A Brief Summary of the ATFT Trauma Relief Mission to Rwanda 2009
In August this year, a team of six ATFT Members was deployed by the ATFT Trauma Relief Committee to do training, treatments and research in Rwanda. Over a period of two days, the team trained 36 Rwandan therapists to assist in the study and to treat members of their community who reported suffering from symptoms of trauma. Two hundred study participants, chosen by Father Jean Marie Vianey of the Nyinawimana Parish of the Byumba Diocese participated in the study. As seventy plus other persons had requested to be included in the study, but due to the study design, had to be excluded, the ATFT trainers themselves with the help of some of the new Rwandan therapists treated 73 non- study participants over a period of two days.
The study began with two days of testing, with one hundred persons participating in the study each day. As only one of the two hundred persons tested could read, the Rwandan therapists read the questions on the test instruments in a kind of structured interview. The first testing instrument, the MPSS has seventeen questions with two scales each, and is designed to determine if the participant meets the criteria for Post Traumatic Stress Disorder. The second instrument, the TSI (Trauma Symptom Inventory) has one- hundred questions and is designed to determine what symptoms of trauma an individual participant might be suffering. The TSI also had three built in validity scales.
The participants were randomly assigned to a treatment group (Group A) or a wait group (Group B), the treatment group receiving blue, odd numbered folders and the wait group receiving red, even numbered folders. Following the pretesting, participants assigned to Group A were treated with Thought Field Therapy (fifty participants per day) over a period of two days by the newly trained Rwandan therapists. The Rwandan therapists were supervised by the ATFT team.
One week later, both Group A (the treated group) and Group B (the untreated group) re-took the MPSS and the TSI with the help of the Rwandan therapists.
During the following two days, participants in Group B, the wait group, were treated (fifty participants per day) by the newly trained Rwandan therapists who were supervised by the ATFT team.
One week later, Group B, once again took the TSI and the MPSS with the help of the Rwandan Therapists.
All together 101 persons from Group A and 97 persons from Group B for a total of 198 persons, completed the study.
The Rwandan Therapists also kept track of pre treatment and post treatment Subjective Units of Distress (SUD) ratings. Over the course of the study, one hundred and ninety eight persons were treated by the Rwandan therapists for 448 problems with an average pre treatment SUD rating of nine and an average post treatment SUD score of .2 and an average treatment time per problem of less than thirty four minutes per problem or person (some therapists listed time per problem and others for person.)

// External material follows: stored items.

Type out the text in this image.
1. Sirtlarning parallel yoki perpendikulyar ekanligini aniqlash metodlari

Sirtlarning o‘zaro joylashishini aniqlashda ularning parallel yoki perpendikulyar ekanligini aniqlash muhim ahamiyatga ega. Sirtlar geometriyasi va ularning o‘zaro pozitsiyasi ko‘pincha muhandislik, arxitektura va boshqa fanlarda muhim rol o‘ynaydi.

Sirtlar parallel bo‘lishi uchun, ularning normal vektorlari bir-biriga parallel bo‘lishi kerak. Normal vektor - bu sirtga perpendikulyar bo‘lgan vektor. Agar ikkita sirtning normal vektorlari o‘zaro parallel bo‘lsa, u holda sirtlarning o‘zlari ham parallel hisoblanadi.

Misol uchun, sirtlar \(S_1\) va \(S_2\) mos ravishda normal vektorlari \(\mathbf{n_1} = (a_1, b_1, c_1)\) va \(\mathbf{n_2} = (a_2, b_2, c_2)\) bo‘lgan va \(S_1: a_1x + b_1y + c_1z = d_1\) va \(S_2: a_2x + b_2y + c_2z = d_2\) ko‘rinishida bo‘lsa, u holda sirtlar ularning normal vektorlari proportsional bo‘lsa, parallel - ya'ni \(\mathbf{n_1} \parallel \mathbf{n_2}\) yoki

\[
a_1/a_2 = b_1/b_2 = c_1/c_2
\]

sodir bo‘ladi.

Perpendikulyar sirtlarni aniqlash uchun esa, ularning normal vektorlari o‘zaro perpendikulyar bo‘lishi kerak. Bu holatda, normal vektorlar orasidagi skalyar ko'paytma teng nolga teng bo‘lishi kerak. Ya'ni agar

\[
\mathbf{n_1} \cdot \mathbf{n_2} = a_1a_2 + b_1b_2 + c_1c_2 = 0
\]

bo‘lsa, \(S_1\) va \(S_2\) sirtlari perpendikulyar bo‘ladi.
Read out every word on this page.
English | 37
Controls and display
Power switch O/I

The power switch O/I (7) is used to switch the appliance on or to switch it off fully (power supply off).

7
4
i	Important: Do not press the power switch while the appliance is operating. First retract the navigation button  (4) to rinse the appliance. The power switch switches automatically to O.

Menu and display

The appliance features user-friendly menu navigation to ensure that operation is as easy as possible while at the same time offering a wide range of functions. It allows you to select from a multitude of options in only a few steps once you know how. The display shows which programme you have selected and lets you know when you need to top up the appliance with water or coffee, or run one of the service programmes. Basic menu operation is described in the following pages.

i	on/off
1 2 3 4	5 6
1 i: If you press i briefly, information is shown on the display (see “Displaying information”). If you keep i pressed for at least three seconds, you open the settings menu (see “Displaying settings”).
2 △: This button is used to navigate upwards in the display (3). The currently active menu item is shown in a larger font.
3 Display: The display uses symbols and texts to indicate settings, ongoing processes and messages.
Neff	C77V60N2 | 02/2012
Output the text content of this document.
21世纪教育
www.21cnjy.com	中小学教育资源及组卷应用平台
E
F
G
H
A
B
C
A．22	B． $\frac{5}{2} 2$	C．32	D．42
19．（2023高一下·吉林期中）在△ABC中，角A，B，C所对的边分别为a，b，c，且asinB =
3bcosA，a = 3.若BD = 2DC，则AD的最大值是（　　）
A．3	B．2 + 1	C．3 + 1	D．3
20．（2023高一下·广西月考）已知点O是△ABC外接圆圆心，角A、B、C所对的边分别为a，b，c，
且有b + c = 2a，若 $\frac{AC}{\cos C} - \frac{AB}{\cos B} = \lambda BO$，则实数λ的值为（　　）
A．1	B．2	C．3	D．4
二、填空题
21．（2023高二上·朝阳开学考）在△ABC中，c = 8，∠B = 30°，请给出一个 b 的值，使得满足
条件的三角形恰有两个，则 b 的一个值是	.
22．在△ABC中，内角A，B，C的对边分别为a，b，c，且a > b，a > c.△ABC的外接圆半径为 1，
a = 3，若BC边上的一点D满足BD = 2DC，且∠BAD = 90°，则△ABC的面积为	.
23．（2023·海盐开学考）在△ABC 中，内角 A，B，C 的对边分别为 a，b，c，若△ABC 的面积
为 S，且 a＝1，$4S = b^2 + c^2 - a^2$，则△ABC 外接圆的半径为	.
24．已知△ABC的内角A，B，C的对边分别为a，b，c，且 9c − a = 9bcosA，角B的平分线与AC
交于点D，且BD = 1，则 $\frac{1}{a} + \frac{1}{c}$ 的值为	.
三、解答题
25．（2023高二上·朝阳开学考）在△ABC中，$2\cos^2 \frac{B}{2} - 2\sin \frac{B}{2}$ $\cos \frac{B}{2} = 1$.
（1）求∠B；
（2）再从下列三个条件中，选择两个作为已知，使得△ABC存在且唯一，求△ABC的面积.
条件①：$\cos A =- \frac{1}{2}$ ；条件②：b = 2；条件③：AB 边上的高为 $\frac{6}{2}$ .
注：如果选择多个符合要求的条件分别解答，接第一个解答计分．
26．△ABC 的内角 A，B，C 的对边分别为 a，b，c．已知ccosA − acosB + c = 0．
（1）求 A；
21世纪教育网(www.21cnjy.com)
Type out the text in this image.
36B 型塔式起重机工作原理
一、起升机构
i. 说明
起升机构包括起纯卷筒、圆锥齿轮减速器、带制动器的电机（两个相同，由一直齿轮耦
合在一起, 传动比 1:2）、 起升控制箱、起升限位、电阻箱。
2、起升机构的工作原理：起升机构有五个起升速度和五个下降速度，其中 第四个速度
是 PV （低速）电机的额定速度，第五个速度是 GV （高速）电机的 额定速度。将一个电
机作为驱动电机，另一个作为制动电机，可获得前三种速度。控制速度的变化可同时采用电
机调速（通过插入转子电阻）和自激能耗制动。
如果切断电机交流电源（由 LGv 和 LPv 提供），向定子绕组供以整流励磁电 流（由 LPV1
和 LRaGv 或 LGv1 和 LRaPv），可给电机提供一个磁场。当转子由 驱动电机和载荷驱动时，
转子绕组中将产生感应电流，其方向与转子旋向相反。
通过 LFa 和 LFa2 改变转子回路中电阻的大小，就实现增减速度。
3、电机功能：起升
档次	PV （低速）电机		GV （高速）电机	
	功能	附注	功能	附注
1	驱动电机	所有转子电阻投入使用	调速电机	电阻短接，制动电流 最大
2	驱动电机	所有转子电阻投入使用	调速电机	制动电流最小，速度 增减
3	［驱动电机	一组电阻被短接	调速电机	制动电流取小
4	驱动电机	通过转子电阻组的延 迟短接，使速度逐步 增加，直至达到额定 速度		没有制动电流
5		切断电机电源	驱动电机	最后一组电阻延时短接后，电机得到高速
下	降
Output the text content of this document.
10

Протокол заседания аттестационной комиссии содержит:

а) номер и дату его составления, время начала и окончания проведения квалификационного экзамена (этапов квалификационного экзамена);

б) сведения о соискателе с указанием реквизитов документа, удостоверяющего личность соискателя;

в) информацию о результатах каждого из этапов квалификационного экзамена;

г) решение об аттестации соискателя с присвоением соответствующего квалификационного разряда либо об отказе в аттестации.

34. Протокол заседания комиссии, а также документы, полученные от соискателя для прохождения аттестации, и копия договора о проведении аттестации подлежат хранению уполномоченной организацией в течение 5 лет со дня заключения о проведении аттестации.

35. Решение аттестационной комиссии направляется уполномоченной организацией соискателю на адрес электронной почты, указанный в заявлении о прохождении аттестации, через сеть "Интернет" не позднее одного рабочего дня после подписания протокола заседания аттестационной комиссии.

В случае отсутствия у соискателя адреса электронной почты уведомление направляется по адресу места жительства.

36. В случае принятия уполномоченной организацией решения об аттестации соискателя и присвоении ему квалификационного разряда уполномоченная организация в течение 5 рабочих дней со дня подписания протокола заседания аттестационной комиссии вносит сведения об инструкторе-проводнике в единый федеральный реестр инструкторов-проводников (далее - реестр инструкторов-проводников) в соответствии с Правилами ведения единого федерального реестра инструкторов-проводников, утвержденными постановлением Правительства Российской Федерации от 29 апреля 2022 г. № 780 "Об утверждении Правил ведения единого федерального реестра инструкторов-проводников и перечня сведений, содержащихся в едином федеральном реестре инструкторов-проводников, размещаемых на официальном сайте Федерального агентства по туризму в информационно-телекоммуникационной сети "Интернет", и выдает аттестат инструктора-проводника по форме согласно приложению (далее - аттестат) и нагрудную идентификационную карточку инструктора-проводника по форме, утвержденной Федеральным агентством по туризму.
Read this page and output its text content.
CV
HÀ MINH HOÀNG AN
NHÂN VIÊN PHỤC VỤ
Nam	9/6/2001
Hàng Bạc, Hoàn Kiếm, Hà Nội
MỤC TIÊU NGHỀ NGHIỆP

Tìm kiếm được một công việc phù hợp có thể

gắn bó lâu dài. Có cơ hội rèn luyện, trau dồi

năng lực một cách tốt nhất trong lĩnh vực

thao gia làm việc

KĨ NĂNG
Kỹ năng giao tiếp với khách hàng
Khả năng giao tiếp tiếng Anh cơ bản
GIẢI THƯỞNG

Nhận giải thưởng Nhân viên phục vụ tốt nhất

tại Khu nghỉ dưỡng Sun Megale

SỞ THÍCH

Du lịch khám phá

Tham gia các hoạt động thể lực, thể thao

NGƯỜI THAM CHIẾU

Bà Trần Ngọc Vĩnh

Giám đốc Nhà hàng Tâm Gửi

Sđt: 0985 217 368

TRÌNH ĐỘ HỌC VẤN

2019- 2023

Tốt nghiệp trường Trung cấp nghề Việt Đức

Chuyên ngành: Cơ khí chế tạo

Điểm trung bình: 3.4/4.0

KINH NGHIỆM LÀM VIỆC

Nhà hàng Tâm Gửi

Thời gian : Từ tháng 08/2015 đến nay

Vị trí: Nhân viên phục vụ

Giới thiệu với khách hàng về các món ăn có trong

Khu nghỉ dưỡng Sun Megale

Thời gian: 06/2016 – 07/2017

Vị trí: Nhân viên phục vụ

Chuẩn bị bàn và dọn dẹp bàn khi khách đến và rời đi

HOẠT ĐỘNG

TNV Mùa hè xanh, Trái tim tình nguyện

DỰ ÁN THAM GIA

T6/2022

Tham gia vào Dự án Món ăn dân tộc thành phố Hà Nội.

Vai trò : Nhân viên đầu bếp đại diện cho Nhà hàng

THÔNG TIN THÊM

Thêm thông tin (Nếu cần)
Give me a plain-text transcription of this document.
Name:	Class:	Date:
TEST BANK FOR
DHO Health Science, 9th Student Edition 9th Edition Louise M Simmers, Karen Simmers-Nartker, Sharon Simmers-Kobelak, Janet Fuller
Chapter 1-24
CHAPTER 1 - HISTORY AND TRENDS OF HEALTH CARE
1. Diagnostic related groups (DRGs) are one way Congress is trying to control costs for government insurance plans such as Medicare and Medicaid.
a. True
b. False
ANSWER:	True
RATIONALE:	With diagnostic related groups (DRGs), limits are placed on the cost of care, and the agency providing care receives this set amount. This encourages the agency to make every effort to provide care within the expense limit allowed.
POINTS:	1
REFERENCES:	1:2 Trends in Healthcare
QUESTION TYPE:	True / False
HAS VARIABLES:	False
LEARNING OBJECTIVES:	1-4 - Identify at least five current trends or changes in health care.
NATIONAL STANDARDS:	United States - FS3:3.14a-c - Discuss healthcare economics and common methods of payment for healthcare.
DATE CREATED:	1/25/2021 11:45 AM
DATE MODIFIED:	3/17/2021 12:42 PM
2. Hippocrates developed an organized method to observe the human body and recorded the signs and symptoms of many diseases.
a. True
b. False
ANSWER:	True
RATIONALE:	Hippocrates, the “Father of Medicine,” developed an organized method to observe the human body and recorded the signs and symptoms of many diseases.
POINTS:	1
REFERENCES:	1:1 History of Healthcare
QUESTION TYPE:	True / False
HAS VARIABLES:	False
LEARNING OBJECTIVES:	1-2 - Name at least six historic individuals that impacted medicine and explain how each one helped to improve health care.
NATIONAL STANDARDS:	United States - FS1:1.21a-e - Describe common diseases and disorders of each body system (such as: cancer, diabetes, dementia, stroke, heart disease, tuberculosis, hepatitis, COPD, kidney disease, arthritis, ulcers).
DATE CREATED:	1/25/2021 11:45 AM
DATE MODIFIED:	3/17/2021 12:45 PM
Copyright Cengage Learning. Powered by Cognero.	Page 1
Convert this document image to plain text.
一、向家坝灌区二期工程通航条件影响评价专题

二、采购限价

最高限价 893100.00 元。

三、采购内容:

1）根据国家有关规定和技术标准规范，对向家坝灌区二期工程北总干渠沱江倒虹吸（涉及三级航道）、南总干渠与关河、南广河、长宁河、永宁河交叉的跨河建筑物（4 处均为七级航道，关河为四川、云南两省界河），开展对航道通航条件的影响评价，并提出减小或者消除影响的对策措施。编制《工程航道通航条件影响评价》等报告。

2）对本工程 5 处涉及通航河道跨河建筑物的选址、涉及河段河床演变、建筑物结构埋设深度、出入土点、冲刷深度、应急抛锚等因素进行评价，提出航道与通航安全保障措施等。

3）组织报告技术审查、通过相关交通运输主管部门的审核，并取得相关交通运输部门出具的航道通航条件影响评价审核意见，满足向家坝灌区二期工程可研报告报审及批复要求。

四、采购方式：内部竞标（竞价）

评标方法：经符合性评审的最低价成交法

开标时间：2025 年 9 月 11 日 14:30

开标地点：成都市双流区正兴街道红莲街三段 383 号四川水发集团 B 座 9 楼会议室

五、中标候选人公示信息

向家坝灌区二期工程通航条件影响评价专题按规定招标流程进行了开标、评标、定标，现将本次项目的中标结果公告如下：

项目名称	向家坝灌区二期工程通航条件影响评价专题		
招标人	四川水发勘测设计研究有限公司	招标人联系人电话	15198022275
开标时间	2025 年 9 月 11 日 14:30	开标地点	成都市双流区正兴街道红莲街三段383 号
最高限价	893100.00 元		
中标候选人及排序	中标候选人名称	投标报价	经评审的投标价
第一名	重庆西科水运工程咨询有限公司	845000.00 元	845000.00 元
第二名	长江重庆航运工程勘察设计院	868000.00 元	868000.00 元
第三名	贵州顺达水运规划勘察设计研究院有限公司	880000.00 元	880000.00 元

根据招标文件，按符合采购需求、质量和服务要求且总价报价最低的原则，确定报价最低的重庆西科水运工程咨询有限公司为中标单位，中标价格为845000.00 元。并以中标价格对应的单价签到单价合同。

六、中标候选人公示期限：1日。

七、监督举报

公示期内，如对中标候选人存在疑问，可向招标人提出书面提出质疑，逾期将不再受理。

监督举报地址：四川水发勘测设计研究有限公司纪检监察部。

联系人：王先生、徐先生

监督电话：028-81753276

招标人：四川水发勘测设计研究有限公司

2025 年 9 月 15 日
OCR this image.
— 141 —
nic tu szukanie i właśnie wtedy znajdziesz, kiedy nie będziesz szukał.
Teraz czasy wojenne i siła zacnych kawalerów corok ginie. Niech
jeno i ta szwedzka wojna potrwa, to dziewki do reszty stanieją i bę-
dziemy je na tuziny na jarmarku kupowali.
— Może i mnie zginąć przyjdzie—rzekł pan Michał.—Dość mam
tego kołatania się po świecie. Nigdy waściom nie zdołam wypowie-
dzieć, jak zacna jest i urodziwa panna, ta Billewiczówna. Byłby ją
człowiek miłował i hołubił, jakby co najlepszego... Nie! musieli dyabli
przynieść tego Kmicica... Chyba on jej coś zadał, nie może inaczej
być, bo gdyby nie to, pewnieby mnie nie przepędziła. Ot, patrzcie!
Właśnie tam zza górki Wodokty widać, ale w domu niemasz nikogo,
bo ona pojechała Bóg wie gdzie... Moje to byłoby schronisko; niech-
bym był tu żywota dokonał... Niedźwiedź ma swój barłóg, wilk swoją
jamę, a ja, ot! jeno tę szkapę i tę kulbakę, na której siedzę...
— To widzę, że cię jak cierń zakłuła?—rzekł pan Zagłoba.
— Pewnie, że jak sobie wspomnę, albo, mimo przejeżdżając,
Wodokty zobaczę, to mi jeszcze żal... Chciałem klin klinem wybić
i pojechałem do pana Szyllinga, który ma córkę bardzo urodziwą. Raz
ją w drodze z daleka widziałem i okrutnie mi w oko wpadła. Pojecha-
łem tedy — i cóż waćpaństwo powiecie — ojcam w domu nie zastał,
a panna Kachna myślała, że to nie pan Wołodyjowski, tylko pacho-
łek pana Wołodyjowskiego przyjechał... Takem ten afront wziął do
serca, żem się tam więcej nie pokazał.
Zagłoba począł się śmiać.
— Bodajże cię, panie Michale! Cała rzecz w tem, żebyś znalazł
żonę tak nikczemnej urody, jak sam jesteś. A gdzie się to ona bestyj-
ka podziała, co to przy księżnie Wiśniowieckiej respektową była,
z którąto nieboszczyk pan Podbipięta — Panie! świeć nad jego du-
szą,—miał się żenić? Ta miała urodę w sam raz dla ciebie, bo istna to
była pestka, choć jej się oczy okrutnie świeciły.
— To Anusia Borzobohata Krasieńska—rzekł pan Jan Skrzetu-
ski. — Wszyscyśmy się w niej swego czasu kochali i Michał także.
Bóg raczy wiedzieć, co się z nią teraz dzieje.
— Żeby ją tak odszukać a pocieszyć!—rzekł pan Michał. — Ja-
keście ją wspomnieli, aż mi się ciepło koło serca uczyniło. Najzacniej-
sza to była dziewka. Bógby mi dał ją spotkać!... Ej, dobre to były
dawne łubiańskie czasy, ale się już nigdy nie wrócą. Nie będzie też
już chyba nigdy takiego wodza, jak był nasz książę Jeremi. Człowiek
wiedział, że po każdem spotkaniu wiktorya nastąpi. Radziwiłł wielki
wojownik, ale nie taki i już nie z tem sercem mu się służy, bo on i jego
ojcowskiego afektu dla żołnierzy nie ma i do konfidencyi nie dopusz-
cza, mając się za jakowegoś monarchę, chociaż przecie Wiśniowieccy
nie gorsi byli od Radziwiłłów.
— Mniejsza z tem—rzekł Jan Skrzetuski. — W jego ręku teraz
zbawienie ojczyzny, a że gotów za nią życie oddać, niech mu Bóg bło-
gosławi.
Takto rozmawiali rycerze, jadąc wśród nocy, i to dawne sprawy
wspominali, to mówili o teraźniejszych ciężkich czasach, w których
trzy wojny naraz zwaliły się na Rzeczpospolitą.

During the first gap in the study schedule, the ATFT Team, assisted by some of the newly trained Rwandan therapists who volunteered to help, treated seventy three persons who had expressed a desire to participate in the study but had to be turned down due to limited space. A SUD record of their treatment was kept by the ATFT team.
On a second break in the study schedule, three members of the team, still remaining in Rwanda went to Kigali and trained twenty- two Catholic Relief Services (CRS) Employees in Thought Field Therapy. Included in this group were five nuns and others who were administrators of orphanages, AID Centers, Centers for the blind, the handicapped and the aged. All were a part of the CRS Serve Center Network in Rwanda. The team spent a third day in the field at some of the CRS Serve Centers, supervising and treating difficult cases.
While in Kigali, the remaining team, spent a morning at a center for street children, where a murder had occurred a week prior. They were able to enter into all five classrooms of the Catch- up- School, one classroom at a time and treat each class for their trauma, sadness and sometimes anger following their classmate’s murder.
It was a productive trip and many were helped. More important, the Nyinawimana Parish has dedicated an office at the Izere Center to serving as an ATFT Center in Rwanda. Two Clinical Psychologists will be available two days a week to help those in the larger Byumba Community. The thirty- four other trained Byumba therapists will also be available at various times by appointment. The Byumba ATFT Group also plans to connect to the CRS Group in Kigali. They will have regular meetings and be sending reports to the ATFT Team. Following the reports, those Rwandan therapists who are active will receive, as part of the study $100.00 in payment for their services in six months, and another $100.00 in one year. Caroline Sakai and Suzanne Connolly hope to return to Byumba next August for a one year follow up of the study.
Thanks to all who helped make this study possible.